SACRAMENTO -- After more than 10 years of planning, the State Board of Forestry and Fire Protection has announced a plan to increase vegetation treatment projects in order to reduce wildfire risk, which includes thinning projects.
"We’ve been working on it for about a decade and we feel the time is right to move forward," said Keith Gilless, chair of the Board of Forestry and Fire Protection.
The board says the plan will include prescribing burning, fuel reduction and retrofitting old buildings to better withstand wildfires.
"This document is the foundation for ensuring that we’re meeting the California Environmental Quality Act. That we’re not damaging the precious resources of the state when we’re undertaking these projects," said Cal Fire Director Thom Porter.
Cal Fire said it currently treats 250,000 acres a year but the new plan will allow it to double that number. But it won’t happen overnight.
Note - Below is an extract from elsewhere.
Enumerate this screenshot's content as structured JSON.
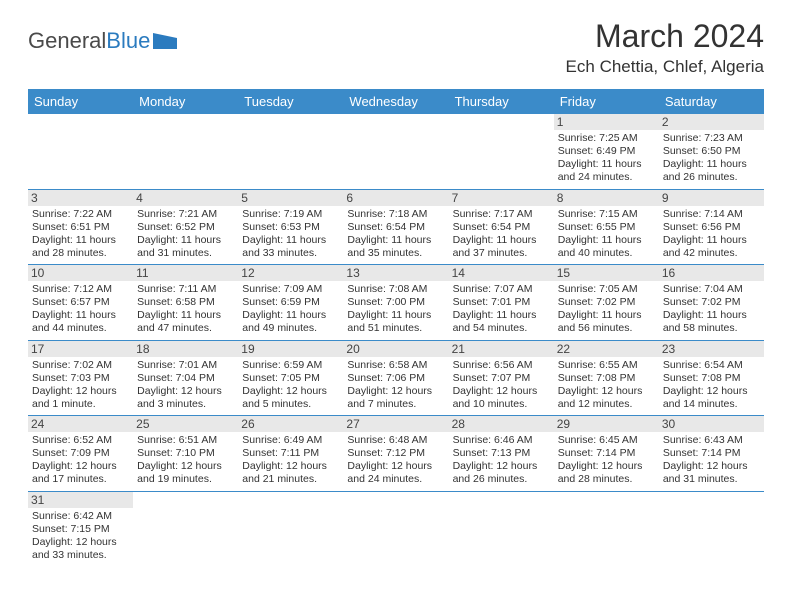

"We’re hoping to be available for public comment about May or June and our goal is to get this certified by the end of this year," Gilless said.
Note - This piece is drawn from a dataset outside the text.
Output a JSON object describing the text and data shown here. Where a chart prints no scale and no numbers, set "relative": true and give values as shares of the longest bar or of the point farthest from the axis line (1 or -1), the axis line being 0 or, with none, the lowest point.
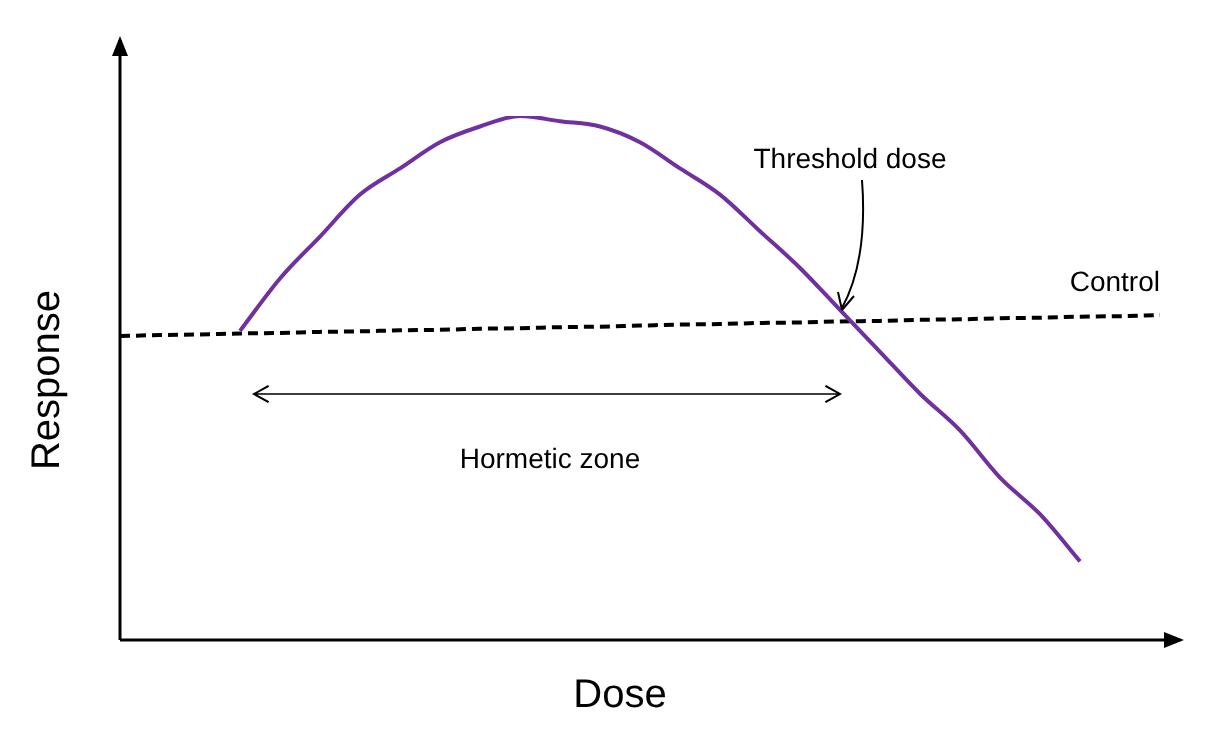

Still, Cal Fire warns that doesn’t mean it won’t be working to prevent wildfires in the meantime.
"We will continue to do fuel reduction project work, prescribed burning and all of those types of activities between now and then under different environmental documentation," Porter said.
Officials said they expect push back on the plan from environmentalist. Anyone interested in weighing in will be able to voice concerns during public comment this summer.